Auch dieses Treffen musste immer wieder verschoben werden: Erst sollte es Berlin sein, dann eine Reha in Güstrow, dann Walchwil, wo er herkommt. Aus dem geplanten Spaziergang dort wird aber auch nichts. Schliesslich ­stehen wir uns in Bottmingen gegenüber, im Wohnhaus von Schwester und Schwager. An der Wand eine wohl­sortierte Bibliothek, nicht nur Schweizer Autoren, draussen ein Garten, umrahmt von altem Baumbestand. Hürlimann steht das lange Gespräch durch, im Wortsinne: Er kann derzeit besser stehen als sitzen; das hat Gründe im urologischen Bereich.

Und sofort sind wir beim «Lazarus-Erlebnis». Aus dem Tod zurückgeholt worden war er, wie die Gestalt im Neuen Testament, aber nicht von Jesus aus einer nahöstlichen Grabhöhle, sondern von Spezialisten im Unispital Zürich. «Danach ist man derselbe, aber verwandelt, und die Welt ist eine andere.»

Der Roman war vor der Krebsdiagnose so gut wie fertig

Ein Schlüsselsatz, den er mehrfach wiederholt; ein schwer zu vermittelnder Komplex. Er prägt auch den Roman, der kommende Woche erscheint, der erste seit zwölf Jahren.
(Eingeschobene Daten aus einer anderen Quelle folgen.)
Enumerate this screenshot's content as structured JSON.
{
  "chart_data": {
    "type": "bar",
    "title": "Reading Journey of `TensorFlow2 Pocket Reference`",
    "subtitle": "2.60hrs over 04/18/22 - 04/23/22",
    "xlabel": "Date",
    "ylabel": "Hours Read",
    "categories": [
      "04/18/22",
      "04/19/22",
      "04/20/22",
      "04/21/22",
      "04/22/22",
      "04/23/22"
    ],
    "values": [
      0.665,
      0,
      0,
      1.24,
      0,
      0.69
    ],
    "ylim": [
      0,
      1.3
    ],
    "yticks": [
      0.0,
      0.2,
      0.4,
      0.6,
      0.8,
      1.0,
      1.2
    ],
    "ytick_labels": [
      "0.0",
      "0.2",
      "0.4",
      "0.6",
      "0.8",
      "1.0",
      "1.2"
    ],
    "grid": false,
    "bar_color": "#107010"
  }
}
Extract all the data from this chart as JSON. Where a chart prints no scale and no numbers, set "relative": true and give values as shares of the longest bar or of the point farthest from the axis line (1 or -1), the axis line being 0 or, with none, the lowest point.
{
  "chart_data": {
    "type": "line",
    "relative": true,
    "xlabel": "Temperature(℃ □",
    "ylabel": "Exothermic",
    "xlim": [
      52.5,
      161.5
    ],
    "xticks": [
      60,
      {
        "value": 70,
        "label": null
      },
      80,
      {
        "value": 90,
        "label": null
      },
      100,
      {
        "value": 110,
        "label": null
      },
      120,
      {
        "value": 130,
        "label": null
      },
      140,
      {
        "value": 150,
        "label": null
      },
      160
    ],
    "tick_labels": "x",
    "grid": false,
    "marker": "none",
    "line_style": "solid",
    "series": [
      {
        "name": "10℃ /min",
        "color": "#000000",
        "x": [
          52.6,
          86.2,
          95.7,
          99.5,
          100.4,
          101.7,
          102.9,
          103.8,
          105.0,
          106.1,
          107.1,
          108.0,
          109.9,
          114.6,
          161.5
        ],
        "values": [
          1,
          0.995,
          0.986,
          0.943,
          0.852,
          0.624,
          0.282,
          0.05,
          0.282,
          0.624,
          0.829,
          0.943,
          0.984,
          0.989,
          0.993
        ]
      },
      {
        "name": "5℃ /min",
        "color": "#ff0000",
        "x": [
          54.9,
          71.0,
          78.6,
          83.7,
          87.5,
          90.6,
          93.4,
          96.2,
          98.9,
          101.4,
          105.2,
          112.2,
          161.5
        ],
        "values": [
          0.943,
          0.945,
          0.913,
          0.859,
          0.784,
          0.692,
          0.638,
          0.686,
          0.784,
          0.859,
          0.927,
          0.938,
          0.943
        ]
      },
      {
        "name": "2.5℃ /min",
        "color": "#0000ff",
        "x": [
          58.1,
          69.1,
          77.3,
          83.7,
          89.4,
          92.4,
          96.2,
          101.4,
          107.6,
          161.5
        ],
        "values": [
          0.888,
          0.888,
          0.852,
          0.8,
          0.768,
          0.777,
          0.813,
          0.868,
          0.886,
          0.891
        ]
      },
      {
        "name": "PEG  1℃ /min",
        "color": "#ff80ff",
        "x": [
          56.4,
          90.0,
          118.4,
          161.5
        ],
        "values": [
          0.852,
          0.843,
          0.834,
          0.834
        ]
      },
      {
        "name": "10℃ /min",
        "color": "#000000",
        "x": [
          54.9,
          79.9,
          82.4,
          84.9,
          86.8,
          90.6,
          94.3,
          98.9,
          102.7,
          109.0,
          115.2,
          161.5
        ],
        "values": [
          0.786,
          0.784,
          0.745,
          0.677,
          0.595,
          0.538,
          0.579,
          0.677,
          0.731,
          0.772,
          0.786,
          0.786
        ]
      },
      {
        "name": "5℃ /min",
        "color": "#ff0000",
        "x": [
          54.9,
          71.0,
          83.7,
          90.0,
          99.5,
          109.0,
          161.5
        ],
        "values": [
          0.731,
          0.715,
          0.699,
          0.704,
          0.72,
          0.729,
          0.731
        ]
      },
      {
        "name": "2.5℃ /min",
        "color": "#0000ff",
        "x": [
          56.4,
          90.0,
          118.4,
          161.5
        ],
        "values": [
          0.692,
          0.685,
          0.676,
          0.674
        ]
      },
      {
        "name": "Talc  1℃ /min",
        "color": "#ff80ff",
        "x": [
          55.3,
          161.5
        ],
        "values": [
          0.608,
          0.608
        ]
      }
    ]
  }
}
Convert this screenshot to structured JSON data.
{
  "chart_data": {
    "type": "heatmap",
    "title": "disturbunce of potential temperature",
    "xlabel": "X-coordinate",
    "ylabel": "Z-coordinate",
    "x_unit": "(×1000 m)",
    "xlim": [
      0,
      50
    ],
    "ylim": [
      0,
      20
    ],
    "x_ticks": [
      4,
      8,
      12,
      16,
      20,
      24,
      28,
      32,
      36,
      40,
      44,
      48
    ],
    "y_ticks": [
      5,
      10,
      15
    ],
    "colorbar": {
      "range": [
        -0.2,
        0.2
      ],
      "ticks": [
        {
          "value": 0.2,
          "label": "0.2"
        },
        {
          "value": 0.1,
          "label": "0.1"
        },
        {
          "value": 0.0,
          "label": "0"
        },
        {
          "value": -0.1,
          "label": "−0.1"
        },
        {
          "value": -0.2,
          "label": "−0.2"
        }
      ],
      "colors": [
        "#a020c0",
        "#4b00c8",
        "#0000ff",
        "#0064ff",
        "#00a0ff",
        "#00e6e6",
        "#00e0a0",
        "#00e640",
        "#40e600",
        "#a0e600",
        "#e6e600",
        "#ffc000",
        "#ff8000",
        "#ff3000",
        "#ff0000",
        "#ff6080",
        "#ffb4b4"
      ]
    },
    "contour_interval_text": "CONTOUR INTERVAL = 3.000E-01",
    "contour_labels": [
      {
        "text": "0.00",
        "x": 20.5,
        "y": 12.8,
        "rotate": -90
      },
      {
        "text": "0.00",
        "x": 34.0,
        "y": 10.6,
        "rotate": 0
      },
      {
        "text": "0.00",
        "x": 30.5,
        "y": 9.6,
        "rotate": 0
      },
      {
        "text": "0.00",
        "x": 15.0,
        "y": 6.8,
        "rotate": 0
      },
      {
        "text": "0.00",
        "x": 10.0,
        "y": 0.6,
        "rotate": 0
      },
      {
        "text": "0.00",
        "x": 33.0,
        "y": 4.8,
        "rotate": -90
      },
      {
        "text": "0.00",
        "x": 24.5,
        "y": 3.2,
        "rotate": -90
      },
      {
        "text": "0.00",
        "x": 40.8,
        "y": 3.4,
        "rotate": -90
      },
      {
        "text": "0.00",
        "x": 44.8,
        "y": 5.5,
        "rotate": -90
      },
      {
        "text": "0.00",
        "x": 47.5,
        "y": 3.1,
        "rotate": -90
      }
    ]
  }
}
Dass es zwölf Jahre gedauert hat, ist der schweren Krankheit geschuldet, mehr aber noch dem Lazarus-Erlebnis. «Der Roman war vor der Krebsdiagnose so gut wie fertig, bis auf zwei Kapitel, eins hatte ich schon angefangen. Es endete abrupt mit der Handynummer meines Arztes, der um einen dringenden Rückruf bat. Die Nummer hatte ich im Manuskript notiert.» Das war 2014. Der Versuch, das Kapitel, als er wieder schreiben konnte, einfach fortzusetzen, misslang. Er merkte: Es geht nicht. «Ich kann nicht ein Buch, an das ich nicht mehr glaube, rausgeben.»

In Sizilien hielt man ihn für einen «gefährlichen Mann, der einen Messerangriff von vorne nimmt».

Warum? In der ersten Fassung war der Roman eine Abenteuergeschichte von gepflegtem Realismus und «etwas brav», beruhend auf einem Autounfall, den er selbst 1998 erlebt hatte, und einem folgenden Sizilienaufenthalt mit seinem damaligen Verleger, dem im ­vergangenen Jahr verstorbenen Egon Ammann. Hürlimann war durch eine Narbe an der Stirn auffällig entstellt, in Sizilien hielt man ihn für einen «gefährlichen Mann, der einen Messerangriff von vorne nimmt», und hofierte ihn entsprechend.

«Ich dachte, die Wirklichkeit ­übertreibt irgendwie»

Die neue Fassung – Hürlimann hat den gesamten Roman noch einmal geschrieben, Seite für Seite – zieht dem munteren Stoff eine metaphysische Ebene ein. Auch Heinrich Übel, der Held von «Heimkehr», hat einen Autounfall überlebt, aber er zweifelt zunehmend, ob das wirklich der Fall ist, ob er sich nicht in einer anderen Welt befindet.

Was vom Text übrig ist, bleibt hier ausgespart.